Single by Tom Petty and the Heartbreakers

from the album Songs and Music from "She's the One"
- Released: July 16, 1996
- Genre: Rock; psychedelic pop; country pop;
- Length: 4:25
- Label: Warner Bros.
- Songwriter: Tom Petty
- Producers: Rick Rubin; Tom Petty; Mike Campbell;

Tom Petty and the Heartbreakers singles chronology
| "A Higher Place" (1995) | "Walls (Circus)" (1996) | "Change the Locks" (1996) |

= Walls (Circus) =

Original song written and composed by Tom Petty; from the 1996 film "She's the One"

"Walls (Circus)" is a song written by American singer-songwriter Tom Petty and recorded by Tom Petty and the Heartbreakers. It was released in July 1996 as the first single from their soundtrack album Songs and Music from "She's the One". The song features Lindsey Buckingham on background vocals and was recorded at Sound City Studios by engineer Sylvia Massy. The song peaked at number 69 on the US Billboard Hot 100 chart and reached number two in Canada. An alternate arrangement of the song, played at a faster tempo, was included on the soundtrack under the title "Walls (No. 3)". The song was later covered by Glen Campbell on his 2008 album Meet Glen Campbell and by the Lumineers on the first anniversary of Petty's death.

==Style and reception==
Tyler Wilcox of Uncut describes the upbeat, radio-friendly "Walls (Circus)" as a "swirling psychedelic pop number bolstered by Lindsey Buckingham's polyphonic backing vocals and an instantly memorable chorus." Also for Uncut, Mark Beaumont writes, "initially disguised as a chamber acoustic ballad, this Beatledelic flume of psychedelic country pop [...] is among Petty's finest and most colourful compositions." Al Shipley of Spin calls it a "jangly single", while Bryan Wawzenek of Ultimate Classic Rock calls it a "swaggering" track with "merry-go-round keyboards, sweet strings and yelping backing vocals from Lindsey Buckingham." The song was praised by Uproxxs Steven Hyden, who recalled it being a mild MTV hit and described it as "Tom's last big pop moment, and it includes some truly epic backing vocals from his best friend [Buckingham]." Stephen Thomas Erlewine of AllMusic highlighted the song's "circular harmonies" as an example of the variety on She's the One.

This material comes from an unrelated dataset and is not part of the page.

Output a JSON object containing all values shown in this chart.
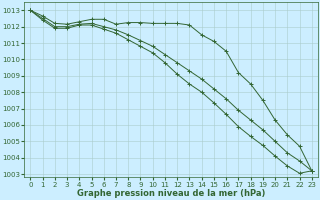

The song's genesis laid with Johnny Cash, who wrote the song's opening line, "Some days are diamonds, and some days are rocks." Beaumont highlighted the song's "luminous showmanship", courtesy of Petty, and the "none-more-Pepper of psychedelic elephants and Buddhist Jennifer Anistons." Wilcox and critic Dave Swanson note that the song is led by 12-string guitar.

Petty had a disliking for "Walls (Circus)". He told Men's Journal in 2015, "Never listened to it. I hated that record – the whole idea of it offended me. I only did it because I didn't have anything else to do." In a 2025 ranking by Ultimate Classic Rock of the opening songs to Petty's 16 studio albums, "Walls (Circus)" finished 15th.

==Music video==
Maxine Bahns, Edward Burns and Jennifer Aniston appeared in the video. The music video was directed by Phil Joanou and was premiered in July 1996.

==Charts==

===Weekly charts===

| Chart (1996) | Peak position |
|---|---|
| Canada Top Singles (RPM) | 2 |
| US Billboard Hot 100 | 69 |
| US Adult Alternative Airplay (Billboard) | 1 |
| US Adult Pop Airplay (Billboard) | 25 |
| US Mainstream Rock (Billboard) | 6 |
| US Pop Airplay (Billboard) | 32 |

===Year-end charts===

| Chart (1996) | Position |
|---|---|
| Canada Top Singles (RPM) | 32 |
| US Mainstream Rock Tracks (Billboard) | 41 |
| US Triple-A (Billboard) | 14 |

=="Walls (No. 3)"==

Track 12 on the album is a faster, more mellow version titled "Walls (No. 3)". It has the same lyrics and melody, but the intro is different and the song in general has less emphasis on the instruments.